In a recent interview with Xs Noize, Shotty Horroh (Adam Rooney) told us: “Music, in my opinion, has gone a bit two dimensional lately – you kind of know what the formula is going to be and that’s not for every artist. It’s the industry standard that people use specific programs and I want to brighten up the spectrum again and let people know that I’m here to try and make good sounds and soundtracks to people’s lives rather than just trying to stay with a fad.” His debut album, Salt of the Earth, is the former 2012 Don’t Flop Battler of the Year hoping to prove himself again that he is a true contender.
Salt of the Earth opens with Dynamite. The cacophony of influences is dazzling, unexpected but a winning combination few other artists have experimented with; let alone made successful. This song opens with classic Britpop guitars, before exploding with a hybrid of Macklemore and Eminem style of rap. Dynamite then reaches a crescendo with a chorus where Horroh’s vocals sound halfway between Liam Gallagher and Steven Scott Harwell (Smash Mouth). Being politically charged, Dynamite has the potential to unite listeners of hip-hop and indie kids. Shotty’s diction is so superb; he makes the lyric video redundant. So far Salt of the Earth is another rite of passage for the former Radio 1 Xtra Charlie Sloth champion best rapper outside of London.
Likewise, Shudehill offers impressive mix-up of sounds and influences with The Arctic Monkeys being the most prevalent. Shudehill is also politically charged. The NHS and job market are tackled as well as Shotty’s halcyon retrospective take on the good old days. Alien also has a bizarre but winning combination. Oasis’s impact on the Shotty is most prevalent here. It is impossible not to hear Cigarettes and Alcohol and Don’t Look back in Anger. The Dandy Warhol’s Get Off is also almost perfectly matched as is the complementing organ arrangements.
The music from Manchester and northern England dominates Salt of the Earth, however, the Macklemore and Eminem rapper within Shotty comes alive in Danger, alongside a heavier offering of Finley Quaye’s Sunday Shining arrangements. Salt of the Earth also sees the resurrection of the battle rapper. The influence of Desiigner’s Panda is felt and meets an indie/rock world at the chorus. The two surprisingly get on spectacularly. One wonders how these two sounds, the antithesis of each other did not meet up and work together sooner! Wish You Well, the playout track is by far the most unique. A funky, smooth, slow R&B jam with a subtle Shed Seven Chasing Rainbows vibe about it changes the course of the album and confirms Shotty’s songwriting process is anything but mechanical.
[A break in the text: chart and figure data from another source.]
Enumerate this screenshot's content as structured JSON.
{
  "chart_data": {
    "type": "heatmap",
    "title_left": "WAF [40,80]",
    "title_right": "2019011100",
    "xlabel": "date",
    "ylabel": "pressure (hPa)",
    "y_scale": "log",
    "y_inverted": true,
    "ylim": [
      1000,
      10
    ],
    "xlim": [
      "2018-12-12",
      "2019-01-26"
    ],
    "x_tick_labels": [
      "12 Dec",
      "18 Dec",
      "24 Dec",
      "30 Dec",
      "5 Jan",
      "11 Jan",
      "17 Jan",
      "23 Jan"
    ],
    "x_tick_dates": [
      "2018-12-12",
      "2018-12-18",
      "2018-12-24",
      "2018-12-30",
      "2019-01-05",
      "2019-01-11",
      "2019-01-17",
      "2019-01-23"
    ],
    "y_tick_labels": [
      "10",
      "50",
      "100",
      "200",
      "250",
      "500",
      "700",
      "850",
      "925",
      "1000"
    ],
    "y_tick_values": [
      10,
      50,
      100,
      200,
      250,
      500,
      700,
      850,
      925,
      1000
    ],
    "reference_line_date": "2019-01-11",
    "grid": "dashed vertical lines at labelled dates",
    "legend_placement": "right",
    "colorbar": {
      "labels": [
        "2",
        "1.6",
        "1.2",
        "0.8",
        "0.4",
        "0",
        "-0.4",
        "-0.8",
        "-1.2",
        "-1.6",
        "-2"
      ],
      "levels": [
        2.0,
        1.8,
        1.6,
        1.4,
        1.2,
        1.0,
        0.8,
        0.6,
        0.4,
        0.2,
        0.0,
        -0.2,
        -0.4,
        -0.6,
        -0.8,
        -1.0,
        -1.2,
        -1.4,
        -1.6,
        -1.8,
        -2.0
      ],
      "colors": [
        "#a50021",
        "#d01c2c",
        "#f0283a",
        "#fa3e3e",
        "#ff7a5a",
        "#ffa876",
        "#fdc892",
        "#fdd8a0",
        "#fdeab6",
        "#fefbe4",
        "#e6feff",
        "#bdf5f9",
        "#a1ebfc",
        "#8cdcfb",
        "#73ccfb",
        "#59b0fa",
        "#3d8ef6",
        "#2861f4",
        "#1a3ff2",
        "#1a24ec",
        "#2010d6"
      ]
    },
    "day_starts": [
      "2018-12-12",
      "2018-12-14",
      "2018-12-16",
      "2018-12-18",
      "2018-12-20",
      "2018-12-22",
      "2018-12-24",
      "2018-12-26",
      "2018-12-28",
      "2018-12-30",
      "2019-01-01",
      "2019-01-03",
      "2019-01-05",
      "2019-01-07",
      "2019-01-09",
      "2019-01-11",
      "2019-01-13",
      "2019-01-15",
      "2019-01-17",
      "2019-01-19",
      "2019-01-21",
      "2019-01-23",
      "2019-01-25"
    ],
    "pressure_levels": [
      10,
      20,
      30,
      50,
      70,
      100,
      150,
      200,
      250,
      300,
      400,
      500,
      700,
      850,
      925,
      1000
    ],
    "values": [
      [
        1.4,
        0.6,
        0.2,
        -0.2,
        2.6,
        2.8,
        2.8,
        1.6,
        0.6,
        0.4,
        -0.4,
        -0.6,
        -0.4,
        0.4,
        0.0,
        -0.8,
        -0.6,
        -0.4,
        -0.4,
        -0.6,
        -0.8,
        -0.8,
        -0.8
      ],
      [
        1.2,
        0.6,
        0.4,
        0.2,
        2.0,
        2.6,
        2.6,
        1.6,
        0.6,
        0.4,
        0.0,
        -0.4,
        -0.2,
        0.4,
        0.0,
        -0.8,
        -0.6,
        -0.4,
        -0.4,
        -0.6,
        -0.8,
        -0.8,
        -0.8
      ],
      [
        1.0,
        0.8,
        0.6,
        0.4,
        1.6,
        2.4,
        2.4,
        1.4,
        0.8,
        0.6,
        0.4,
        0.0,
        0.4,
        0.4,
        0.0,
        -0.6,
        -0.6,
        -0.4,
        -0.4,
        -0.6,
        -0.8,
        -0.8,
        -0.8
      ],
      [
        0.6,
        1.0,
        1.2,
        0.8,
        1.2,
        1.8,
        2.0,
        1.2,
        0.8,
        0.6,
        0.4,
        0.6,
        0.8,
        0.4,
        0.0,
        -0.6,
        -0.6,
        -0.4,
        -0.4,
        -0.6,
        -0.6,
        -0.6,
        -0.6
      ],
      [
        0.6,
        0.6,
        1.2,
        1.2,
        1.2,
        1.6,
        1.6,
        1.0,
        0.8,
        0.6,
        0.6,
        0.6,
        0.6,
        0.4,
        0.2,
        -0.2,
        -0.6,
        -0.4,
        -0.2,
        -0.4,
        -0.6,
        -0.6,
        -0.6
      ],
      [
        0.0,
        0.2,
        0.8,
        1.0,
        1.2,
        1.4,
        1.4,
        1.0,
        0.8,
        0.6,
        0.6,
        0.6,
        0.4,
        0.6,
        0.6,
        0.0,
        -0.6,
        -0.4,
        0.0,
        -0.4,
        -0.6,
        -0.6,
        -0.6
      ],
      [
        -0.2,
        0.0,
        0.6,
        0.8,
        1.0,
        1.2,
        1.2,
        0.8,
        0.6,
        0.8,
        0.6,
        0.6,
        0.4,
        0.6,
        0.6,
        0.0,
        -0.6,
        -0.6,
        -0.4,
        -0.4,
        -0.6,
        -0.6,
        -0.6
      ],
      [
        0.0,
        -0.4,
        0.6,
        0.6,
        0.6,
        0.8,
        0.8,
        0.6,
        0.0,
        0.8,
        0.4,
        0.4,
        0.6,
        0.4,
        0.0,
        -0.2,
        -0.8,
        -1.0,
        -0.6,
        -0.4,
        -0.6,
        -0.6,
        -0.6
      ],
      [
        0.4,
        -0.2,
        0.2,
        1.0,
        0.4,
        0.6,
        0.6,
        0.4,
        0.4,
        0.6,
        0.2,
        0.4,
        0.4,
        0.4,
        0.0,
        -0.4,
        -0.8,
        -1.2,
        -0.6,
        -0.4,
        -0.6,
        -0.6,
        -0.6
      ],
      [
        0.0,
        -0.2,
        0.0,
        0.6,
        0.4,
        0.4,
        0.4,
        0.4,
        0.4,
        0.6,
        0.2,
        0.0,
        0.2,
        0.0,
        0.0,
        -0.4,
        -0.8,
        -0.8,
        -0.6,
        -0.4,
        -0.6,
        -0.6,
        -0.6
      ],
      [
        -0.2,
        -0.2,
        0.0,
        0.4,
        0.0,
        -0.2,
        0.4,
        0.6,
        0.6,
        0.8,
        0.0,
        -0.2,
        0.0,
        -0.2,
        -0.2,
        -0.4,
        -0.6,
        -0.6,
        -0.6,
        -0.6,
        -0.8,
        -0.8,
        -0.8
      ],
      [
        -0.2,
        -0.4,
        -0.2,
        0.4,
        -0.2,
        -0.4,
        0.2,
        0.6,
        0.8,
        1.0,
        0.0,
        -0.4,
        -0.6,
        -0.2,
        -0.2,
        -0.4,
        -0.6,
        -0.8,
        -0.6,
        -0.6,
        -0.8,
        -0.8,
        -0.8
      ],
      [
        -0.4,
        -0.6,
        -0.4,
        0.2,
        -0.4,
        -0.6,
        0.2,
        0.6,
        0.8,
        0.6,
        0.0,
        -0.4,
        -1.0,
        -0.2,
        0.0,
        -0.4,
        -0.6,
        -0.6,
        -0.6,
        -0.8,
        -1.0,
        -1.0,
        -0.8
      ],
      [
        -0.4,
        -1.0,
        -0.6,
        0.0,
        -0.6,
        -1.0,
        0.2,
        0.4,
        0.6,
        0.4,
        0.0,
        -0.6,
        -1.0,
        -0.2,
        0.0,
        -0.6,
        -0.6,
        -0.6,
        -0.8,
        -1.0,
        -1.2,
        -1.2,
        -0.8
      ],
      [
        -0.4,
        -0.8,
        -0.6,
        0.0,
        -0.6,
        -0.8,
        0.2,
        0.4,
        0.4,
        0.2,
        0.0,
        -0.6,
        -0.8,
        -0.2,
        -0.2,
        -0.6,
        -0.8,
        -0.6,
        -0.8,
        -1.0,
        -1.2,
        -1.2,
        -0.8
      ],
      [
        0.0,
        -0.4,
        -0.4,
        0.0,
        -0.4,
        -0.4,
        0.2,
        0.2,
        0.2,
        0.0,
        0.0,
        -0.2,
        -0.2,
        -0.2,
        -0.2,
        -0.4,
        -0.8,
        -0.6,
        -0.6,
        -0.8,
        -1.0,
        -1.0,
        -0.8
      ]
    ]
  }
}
Upon speaking to Xs Noize, Shotty Horroh set out to make an album that told the story of the real Adam Rooney. Rooney confessed that “Now was time to wear my heart on my sleeve and tell stories and try and get across me as a person a friend and a son”. Adam wins this battle with flying colours. Salt of the Earth is a galvanising adrenaline rushing album, which produces the excitement Shotty Horroh must have felt growing up in the 1990’s listening to Oasis. The former Rap Battle champion does not miss any opportunities to demonstrate his rapping abilities. The lyrics are intelligent and have the potential to reach out to a wide audience and to a new generation. Adam could have potentially made more of his freestyle rapping skills and could have explored the musical style felt on Wish You Well more. Nonetheless, you are definitely left wanting more. Salt of the Earth is like Definitely Maybe, a (What’s the Story) Morning Glory? could inevitably follow! For now, let’s celebrate the “big crazy beautiful broad spectrum” that is: The Salt of the Earth.